Step 2. Let $\{f_n\}_{n=1}^\infty\subseteq A$ be an arbitrary sequence. Then there exists a subsequence $\{f_{n_k}\}_{k=1}^\infty$ converges to some $f$ in $L^p (\Omega,\mu)$. To simplify the notation, we write $\{f_k\}_{k=1}^\infty$ instead of $\{f_{n_k}\}_{k=1}^\infty$. By Chebyshev's inequality, we obtain that $\forall \varepsilon>0$, $$\mu(\{|f_k-f| \geq \varepsilon\}) \leq \frac{\|f_k-f\|_p^p}{\varepsilon^p}\to 0 , \qquad k\to +\infty,$$ $$\mu(\{|f_{k_1}-f_{k_2}| \geq \varepsilon\}) \leq \frac{\|f_{k_1}-f_{k_2}\|_p^p}{\varepsilon^p}\to 0 , \qquad k_1, k_2\to +\infty,$$ Thus $\{f_k\}_{k=1}^\infty$ converges in measure and is a Cauchy sequence in measure.
Step 3. Let $\varepsilon>0$ be arbitrary.

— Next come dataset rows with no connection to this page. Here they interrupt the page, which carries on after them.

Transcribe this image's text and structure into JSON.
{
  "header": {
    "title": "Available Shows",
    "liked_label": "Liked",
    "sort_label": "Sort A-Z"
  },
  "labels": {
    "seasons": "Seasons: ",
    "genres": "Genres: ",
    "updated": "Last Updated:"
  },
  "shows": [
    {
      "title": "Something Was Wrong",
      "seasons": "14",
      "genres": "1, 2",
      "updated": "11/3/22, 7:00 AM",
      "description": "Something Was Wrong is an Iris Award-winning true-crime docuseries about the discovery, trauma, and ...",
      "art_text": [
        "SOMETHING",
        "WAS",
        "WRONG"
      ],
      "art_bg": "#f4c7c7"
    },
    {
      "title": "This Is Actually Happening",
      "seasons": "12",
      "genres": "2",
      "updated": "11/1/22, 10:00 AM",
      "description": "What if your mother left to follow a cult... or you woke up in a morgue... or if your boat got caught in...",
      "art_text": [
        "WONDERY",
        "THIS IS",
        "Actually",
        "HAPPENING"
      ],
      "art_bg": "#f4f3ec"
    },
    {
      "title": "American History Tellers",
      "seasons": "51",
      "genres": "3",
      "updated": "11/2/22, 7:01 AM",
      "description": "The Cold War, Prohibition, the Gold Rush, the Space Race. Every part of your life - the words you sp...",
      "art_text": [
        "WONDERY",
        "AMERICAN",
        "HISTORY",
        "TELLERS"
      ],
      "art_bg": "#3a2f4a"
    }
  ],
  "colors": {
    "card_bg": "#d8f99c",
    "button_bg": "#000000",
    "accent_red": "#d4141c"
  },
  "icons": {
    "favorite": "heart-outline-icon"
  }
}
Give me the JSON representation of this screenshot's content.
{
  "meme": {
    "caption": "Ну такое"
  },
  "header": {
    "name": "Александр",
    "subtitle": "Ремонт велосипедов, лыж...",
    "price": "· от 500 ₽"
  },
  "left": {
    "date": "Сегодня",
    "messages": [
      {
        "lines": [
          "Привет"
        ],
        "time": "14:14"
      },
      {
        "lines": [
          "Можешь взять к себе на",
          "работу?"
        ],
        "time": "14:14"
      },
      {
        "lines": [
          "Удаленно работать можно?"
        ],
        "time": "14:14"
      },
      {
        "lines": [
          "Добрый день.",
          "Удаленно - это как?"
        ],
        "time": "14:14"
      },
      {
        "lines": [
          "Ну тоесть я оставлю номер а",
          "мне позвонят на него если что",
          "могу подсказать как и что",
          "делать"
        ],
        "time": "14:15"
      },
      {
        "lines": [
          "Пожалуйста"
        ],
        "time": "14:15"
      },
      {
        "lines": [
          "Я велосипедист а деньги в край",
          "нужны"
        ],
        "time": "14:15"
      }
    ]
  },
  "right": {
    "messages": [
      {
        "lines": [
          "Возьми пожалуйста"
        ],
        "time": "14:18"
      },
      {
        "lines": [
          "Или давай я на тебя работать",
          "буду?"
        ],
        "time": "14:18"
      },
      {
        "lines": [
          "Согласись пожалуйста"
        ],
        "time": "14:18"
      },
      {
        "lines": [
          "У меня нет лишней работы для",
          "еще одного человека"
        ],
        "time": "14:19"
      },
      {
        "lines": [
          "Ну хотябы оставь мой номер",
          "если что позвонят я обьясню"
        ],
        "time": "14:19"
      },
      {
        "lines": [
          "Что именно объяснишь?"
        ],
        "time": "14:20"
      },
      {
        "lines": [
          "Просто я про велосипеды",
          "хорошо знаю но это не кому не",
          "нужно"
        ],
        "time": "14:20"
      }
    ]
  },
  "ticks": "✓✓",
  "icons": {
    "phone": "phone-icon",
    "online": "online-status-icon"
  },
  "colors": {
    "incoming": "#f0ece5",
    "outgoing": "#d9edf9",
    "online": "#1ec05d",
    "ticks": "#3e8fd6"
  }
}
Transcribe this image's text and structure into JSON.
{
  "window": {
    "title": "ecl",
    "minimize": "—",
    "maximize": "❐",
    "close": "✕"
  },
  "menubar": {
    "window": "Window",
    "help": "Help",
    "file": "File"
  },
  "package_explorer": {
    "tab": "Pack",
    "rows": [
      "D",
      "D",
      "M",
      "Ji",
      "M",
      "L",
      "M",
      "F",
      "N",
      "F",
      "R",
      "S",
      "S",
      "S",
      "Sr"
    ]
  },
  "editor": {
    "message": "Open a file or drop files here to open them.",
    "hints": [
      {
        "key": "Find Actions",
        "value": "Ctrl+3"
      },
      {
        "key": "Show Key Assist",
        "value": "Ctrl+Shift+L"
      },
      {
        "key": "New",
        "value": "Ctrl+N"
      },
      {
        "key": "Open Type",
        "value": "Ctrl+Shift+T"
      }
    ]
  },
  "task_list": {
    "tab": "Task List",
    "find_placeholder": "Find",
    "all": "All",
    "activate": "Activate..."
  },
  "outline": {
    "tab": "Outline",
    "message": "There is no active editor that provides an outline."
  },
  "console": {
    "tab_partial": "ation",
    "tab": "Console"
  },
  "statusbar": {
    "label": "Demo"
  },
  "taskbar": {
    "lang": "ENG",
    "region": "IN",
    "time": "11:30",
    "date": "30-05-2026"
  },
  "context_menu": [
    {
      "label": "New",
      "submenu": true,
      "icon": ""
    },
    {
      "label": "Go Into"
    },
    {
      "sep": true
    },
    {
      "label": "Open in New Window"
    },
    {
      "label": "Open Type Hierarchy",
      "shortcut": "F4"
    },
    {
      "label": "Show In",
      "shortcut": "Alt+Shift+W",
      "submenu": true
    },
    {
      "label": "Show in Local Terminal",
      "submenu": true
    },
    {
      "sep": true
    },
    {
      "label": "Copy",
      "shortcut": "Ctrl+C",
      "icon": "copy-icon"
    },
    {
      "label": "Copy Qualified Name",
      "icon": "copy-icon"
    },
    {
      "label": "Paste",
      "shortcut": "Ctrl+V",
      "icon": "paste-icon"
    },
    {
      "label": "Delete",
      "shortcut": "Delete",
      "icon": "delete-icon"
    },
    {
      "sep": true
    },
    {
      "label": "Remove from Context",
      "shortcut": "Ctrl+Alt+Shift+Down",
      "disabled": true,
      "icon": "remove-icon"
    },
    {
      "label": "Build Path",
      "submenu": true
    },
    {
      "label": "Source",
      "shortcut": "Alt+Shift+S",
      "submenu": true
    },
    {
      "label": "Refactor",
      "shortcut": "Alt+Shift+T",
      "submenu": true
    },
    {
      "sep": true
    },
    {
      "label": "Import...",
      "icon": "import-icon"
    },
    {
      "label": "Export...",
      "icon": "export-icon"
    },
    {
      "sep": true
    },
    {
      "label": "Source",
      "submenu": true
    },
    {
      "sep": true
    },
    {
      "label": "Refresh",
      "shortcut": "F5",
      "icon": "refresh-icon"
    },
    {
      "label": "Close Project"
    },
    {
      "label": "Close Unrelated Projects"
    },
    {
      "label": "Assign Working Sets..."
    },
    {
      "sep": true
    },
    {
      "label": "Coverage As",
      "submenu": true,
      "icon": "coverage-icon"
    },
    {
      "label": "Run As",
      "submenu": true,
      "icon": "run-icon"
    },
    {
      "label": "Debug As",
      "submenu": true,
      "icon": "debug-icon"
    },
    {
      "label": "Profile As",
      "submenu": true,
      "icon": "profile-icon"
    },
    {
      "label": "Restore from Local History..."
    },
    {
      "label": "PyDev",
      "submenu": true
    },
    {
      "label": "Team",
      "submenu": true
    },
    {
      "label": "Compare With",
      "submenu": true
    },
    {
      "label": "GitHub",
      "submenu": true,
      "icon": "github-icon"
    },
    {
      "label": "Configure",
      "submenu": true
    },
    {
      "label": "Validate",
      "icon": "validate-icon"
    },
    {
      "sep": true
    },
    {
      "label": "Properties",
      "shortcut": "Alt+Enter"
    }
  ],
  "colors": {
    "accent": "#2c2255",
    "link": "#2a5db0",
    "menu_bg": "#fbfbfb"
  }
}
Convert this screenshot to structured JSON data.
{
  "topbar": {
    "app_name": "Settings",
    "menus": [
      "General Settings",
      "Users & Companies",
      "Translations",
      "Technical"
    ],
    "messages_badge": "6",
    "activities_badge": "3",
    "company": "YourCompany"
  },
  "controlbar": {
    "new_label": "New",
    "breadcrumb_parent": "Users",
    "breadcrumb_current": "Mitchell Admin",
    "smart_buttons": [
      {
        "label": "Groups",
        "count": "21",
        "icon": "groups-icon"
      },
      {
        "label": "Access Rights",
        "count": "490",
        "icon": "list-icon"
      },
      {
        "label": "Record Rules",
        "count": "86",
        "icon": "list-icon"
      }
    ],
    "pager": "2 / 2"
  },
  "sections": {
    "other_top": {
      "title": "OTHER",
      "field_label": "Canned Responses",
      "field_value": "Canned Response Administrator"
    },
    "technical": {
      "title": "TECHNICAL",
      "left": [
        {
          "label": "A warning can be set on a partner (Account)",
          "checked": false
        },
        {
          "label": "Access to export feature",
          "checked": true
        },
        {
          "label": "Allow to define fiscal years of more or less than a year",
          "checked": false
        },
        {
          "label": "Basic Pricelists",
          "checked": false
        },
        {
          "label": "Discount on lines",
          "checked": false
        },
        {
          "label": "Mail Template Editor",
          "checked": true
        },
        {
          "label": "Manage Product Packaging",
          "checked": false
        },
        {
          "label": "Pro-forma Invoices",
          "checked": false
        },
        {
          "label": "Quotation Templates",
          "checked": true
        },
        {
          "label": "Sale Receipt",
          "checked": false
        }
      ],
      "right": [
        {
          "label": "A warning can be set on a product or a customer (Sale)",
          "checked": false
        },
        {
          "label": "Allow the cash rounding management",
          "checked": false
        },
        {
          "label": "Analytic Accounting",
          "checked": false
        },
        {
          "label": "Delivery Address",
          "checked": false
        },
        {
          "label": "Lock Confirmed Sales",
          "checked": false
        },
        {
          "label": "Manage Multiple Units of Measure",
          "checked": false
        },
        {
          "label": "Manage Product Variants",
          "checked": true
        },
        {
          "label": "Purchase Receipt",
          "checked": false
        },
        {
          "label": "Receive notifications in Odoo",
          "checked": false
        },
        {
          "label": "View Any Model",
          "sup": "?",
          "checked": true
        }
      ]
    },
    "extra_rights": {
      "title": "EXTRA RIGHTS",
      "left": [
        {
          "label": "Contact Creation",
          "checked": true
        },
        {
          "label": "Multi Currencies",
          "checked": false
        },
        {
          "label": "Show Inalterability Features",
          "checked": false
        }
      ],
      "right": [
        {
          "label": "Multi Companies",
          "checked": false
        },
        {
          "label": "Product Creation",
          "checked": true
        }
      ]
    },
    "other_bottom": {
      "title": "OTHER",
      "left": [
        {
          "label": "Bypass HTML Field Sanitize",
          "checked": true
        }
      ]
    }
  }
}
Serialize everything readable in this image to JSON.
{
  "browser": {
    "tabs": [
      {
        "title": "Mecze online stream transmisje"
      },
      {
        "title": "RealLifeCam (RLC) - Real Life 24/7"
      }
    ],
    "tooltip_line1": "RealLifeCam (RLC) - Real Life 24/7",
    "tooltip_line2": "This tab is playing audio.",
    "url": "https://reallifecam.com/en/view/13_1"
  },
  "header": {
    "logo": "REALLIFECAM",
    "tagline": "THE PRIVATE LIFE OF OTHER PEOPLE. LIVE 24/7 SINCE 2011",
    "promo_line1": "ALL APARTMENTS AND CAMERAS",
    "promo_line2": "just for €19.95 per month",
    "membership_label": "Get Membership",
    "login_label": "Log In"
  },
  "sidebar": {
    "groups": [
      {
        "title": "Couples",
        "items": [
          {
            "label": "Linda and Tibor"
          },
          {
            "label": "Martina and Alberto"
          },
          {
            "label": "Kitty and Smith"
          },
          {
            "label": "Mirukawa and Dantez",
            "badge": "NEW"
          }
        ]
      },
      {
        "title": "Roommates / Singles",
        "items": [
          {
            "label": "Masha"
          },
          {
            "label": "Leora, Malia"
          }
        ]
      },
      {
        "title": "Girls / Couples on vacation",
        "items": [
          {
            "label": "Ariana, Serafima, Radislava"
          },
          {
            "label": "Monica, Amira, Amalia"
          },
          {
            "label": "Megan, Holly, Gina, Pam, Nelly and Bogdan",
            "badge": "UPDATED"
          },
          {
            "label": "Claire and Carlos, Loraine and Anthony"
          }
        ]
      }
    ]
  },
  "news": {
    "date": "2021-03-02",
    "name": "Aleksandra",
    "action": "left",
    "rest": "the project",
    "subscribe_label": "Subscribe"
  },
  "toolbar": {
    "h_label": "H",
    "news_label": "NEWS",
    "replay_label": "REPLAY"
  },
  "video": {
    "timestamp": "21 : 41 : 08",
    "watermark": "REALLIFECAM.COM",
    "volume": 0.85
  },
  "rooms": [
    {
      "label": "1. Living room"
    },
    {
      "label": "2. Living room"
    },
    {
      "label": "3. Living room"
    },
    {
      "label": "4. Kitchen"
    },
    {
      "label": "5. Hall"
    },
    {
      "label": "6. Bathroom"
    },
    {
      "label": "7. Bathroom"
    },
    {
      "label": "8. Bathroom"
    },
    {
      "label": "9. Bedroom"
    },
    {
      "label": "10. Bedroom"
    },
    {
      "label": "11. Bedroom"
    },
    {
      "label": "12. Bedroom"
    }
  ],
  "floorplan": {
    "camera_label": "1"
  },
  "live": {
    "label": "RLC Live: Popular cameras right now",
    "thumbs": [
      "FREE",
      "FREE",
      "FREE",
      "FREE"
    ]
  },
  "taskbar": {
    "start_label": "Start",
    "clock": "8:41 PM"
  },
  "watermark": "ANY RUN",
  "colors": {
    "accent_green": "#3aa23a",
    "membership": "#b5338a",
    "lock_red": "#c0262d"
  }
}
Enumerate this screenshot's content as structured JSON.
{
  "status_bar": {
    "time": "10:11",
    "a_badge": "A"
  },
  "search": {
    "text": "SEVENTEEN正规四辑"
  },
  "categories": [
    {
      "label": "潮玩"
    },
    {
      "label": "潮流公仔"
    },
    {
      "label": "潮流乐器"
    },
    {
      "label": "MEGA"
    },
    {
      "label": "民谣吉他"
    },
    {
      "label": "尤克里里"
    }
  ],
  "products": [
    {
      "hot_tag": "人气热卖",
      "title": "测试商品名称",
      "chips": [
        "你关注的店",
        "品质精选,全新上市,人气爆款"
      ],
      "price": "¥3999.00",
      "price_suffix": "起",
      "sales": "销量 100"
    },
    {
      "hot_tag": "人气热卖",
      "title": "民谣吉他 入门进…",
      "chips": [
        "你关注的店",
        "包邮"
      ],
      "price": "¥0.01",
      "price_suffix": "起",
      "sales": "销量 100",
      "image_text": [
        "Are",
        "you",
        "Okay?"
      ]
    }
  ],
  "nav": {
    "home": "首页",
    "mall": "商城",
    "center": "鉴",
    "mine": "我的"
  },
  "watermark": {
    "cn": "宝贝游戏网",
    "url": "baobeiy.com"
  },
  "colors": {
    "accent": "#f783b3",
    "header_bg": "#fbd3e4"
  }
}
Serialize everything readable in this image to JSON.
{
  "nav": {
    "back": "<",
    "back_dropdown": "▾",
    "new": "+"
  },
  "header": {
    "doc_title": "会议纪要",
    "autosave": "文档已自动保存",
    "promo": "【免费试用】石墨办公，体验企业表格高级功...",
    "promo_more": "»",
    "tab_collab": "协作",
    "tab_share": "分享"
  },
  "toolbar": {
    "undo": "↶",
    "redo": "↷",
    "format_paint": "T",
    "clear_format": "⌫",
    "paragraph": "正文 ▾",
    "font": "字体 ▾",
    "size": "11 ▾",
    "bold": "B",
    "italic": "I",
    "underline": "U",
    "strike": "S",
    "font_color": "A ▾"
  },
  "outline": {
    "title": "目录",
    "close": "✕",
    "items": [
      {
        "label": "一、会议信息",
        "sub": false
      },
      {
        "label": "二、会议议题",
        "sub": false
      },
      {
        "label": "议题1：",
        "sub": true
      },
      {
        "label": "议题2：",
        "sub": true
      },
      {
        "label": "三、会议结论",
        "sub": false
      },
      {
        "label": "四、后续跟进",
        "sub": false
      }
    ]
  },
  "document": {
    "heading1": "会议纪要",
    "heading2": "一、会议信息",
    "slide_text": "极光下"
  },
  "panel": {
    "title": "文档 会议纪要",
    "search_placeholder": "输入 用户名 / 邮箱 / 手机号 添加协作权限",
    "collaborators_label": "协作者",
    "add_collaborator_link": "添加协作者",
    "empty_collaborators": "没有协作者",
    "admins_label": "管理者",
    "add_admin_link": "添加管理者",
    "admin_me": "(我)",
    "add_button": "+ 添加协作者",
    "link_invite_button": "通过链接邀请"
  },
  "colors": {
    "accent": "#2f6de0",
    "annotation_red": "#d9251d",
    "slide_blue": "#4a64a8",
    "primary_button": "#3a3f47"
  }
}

Since $\{f_k\}_{k=1}^\infty$ is a Cauchy sequence in $L^p(\Omega,\mu)$, we can find some integer $N_1>0$ such that
$$\|f_{k_1}-f_{k_2}\|_{p}^p<\frac{\varepsilon}3, \qquad \forall k_1,k_2 >N_1.$$
It follows from Step 1 that there exists some $\delta >0$ such that if $E\subseteq \Omega$ and
$\mu(E)<\delta$, we have
$$\left\| \chi_E\cdot f\right\|_r = \left(\int_E |f|^r \text{d}\mu\right)^{\frac1r}<\frac12\left(\frac{2\varepsilon}3\right)^{\frac1r}, \qquad \forall f\in A.$$
Then by Step 2, there exists some integer $N_2>0$, such that
$$\mu \left( \{ |f_{k_1} -f_{k_2}| \geq 1\}\right) <\delta, \qquad \forall k_1,k_2 >N_2.$$
Take $N=\max\{N_1,N_2\}$. Thus, for $k_1,k_2>N$,
\begin{align*}
\|f_{k_1}-f_{k_2}\|_r^r &% =\int_{\Omega \cap \left\{\left|f_{k_1} -f_{k_2}\right| <1\right\}} |f_{k_1}-f_{k_2} |^r \text{d}\mu +
= \left\|\chi_{\left\{\left|f_{k_1} -f_{k_2}\right| <1\right\}}\cdot (f_{k_1}-f_{k_2})\right\|_r^r+
\left\|\chi_{\left\{\left|f_{k_1} -f_{k_2}\right| \geq 1\right\}}\cdot (f_{k_1}-f_{k_2})\right\|_r^r\\
& \leq \|f_{k_1}-f_{k_2} \|_p^p+
\left( \left\|\chi_{\left\{\left|f_{k_1} -f_{k_2}\right| \geq 1\right\}}\cdot f_{k_1}\right\|_r+
\left\|\chi_{\left\{\left|f_{k_1} -f_{k_2}\right| \geq 1\right\}}\cdot f_{k_2}\right\|_r\right)^r\\
& <\frac{\varepsilon}3+\frac{2\varepsilon}3= \varepsilon.
\end{align*}
Therefore, $\{f_k\}_{k=1}^\infty$ is a Cauchy sequence in $L^r(\Omega,\mu)$, which completes the proof.$\qquad\qquad\blacksquare$
Is my answer correct? Moreover, I wonder whether there's different way to prove it, for example, by proving that $A$ is totally bounded (i.e., for any $\varepsilon>0$, there exist finitely many $\varepsilon$-balls covering $A$)?